What happened

Shares of the clinical-stage biotech Inovio Pharmaceuticals (INO 3.49%) gained a respectable 10.9% over the course of May, according to data provided by S&P Global Market Intelligence. The DNA vaccine company's shares rallied last month on the news that its pan-COVID-19 vaccine candidate, INO-4802, showed strong signs of efficacy across multiple strains of the virus in preclinical studies.

So what

Despite being one of the first American biotech companies to develop a COVID-19 vaccine candidate last year, Inovio has fallen woefully behind the leaders in the space over the last year. In fact, there probably won't be a significant need for another vaccine in the U.S. by the time Inovio pushes its lead COVID-19 vaccine candidate, INO-4800, into late-stage testing this summer. 

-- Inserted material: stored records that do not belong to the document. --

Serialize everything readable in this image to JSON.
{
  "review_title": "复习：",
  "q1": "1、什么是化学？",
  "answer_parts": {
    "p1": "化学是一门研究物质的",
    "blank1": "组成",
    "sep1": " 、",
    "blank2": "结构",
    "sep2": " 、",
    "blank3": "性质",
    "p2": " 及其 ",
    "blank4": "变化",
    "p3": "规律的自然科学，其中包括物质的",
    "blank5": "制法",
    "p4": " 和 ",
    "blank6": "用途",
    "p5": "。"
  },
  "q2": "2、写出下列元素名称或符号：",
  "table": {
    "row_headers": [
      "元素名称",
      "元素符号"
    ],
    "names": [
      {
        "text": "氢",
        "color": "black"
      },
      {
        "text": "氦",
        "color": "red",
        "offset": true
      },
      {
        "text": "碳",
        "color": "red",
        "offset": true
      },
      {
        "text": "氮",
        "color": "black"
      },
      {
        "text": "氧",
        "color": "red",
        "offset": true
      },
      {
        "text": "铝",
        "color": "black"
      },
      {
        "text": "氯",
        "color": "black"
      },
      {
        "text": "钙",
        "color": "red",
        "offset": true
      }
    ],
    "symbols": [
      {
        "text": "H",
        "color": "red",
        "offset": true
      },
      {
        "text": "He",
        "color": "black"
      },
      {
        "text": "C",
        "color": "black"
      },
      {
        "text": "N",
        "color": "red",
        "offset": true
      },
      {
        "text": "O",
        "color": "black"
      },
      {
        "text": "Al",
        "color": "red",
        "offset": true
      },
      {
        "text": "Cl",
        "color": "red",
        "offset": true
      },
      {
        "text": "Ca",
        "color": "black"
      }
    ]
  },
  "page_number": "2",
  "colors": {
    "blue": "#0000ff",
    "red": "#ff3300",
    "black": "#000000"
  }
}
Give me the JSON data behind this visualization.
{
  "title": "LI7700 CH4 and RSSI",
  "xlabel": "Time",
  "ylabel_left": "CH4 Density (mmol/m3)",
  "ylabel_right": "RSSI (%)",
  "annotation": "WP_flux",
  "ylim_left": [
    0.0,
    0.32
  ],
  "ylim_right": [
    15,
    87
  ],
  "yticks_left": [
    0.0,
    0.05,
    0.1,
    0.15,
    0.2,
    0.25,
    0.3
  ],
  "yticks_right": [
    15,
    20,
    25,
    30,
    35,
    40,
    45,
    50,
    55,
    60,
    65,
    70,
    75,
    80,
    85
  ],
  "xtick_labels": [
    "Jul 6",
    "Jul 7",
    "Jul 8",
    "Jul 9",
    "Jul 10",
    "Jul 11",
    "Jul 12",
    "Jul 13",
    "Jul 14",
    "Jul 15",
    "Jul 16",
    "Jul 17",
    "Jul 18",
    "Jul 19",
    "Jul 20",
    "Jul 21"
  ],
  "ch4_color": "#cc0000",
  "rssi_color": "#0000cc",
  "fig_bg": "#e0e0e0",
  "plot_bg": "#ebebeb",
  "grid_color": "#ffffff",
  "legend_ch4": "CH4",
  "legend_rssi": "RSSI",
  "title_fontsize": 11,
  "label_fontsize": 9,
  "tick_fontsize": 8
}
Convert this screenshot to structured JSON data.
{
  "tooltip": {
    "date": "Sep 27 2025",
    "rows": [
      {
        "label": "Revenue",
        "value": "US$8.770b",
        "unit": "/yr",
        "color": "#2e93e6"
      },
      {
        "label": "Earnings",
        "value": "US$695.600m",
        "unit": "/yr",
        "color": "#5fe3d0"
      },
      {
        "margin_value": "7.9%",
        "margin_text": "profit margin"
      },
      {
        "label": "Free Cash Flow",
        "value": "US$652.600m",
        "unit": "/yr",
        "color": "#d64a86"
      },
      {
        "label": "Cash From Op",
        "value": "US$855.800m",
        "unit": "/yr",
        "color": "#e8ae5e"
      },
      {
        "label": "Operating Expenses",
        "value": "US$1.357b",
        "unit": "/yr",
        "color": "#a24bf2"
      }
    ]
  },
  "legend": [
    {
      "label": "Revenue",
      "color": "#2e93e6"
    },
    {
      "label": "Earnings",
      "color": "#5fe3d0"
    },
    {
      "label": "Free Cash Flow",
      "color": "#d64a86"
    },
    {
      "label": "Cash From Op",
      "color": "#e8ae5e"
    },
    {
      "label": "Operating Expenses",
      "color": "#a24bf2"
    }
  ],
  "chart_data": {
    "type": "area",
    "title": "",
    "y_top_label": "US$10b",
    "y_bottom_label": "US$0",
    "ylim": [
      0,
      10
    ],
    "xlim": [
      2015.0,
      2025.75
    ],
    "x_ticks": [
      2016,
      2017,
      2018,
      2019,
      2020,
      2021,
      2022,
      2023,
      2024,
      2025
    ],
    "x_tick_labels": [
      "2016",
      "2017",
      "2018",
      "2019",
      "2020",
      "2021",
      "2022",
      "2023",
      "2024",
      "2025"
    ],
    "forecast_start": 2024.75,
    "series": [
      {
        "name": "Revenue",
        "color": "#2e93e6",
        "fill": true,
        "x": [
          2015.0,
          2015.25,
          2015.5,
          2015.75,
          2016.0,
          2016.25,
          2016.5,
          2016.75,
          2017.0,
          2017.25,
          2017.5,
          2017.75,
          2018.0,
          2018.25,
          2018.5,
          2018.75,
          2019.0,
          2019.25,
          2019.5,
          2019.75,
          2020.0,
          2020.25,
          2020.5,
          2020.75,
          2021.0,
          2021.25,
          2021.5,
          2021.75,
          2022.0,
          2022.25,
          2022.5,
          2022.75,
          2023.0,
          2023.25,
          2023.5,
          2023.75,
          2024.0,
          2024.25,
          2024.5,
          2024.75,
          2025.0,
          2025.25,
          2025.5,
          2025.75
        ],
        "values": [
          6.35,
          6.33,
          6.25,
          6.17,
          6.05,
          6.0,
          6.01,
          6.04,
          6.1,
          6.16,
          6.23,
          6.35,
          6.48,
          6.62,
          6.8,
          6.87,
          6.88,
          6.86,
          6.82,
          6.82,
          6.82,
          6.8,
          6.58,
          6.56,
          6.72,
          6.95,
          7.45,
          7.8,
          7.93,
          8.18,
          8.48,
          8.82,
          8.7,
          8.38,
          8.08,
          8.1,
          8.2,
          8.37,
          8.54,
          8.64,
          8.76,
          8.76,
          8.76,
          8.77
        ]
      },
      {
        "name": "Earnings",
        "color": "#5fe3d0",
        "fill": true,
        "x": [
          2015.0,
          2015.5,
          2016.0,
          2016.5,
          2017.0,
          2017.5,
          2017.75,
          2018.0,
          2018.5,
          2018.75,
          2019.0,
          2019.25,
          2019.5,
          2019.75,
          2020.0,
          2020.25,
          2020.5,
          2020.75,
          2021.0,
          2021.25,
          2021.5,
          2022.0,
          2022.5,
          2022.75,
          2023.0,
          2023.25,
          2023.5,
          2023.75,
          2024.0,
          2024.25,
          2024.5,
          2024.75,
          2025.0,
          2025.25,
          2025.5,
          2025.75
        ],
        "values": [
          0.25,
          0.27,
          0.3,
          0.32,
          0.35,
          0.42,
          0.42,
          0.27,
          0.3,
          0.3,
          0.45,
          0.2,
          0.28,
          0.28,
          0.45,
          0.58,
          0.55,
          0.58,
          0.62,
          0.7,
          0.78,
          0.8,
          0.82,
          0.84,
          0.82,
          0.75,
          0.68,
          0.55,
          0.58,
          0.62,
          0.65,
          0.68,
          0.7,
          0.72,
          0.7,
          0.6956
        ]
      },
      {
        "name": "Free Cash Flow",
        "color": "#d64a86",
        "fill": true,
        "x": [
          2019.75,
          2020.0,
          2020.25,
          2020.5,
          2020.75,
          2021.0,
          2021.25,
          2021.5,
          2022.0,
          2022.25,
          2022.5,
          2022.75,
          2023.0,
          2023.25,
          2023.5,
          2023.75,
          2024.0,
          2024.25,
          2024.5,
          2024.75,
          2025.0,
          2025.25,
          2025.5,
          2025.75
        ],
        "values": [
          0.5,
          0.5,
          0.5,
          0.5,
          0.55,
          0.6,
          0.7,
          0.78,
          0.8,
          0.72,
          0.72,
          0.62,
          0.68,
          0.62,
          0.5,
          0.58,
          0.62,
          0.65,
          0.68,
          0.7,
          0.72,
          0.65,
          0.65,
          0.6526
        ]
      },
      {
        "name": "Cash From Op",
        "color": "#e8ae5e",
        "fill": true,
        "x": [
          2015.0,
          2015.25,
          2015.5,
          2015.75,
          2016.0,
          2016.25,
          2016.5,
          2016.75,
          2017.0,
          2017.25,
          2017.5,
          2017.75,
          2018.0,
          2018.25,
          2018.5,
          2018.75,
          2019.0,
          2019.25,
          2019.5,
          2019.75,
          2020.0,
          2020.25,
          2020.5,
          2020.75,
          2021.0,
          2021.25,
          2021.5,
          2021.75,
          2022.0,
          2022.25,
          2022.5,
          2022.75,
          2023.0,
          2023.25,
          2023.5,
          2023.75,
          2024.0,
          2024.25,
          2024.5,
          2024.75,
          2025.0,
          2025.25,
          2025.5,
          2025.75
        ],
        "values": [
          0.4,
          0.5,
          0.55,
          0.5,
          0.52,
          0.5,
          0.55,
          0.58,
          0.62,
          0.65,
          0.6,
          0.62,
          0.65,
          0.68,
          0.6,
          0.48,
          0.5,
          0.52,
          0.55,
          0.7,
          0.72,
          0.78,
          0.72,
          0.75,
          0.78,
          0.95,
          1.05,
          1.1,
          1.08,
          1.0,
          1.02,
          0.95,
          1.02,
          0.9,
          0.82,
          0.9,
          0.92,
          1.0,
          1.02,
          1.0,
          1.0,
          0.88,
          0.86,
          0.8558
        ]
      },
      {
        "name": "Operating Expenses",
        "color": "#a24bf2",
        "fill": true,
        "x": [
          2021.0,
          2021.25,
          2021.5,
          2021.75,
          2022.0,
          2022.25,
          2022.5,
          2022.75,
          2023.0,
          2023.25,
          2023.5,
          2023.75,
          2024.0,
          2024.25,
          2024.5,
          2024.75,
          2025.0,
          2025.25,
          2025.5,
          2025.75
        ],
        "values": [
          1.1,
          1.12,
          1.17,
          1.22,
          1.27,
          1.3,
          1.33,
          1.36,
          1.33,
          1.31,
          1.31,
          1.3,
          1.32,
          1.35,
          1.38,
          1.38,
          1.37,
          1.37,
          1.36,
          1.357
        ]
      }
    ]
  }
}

A female researcher inspecting vials of COVID-19 vaccine.

Image source: Getty Images.

A pan-COVID-19 vaccine, however, may still serve a purpose in the fight against this global pandemic. Investors, in turn, appear to be betting that the company may yet derive a relatively healthy revenue stream from its COVID-19 vaccine platform. 

Now what

Is Inovio's stock worth buying after last month's double-digit uptick? Although the biotech exited the first quarter of 2021 with over $500 million in cash, Inovio's future remains murky at best.

The company's lead product candidate, VGX-3100 for precancerous cervical dysplasia caused by high-risk HPV 16/18, needs a strong showing in its upcoming confirmatory phase 3 trial readout. What's more, there's no way to predict how the second-tier COVID-19 vaccine market will shape up over the next two years.

In short, Inovio's stock doesn't sport a particularly compelling investing thesis as things stand now.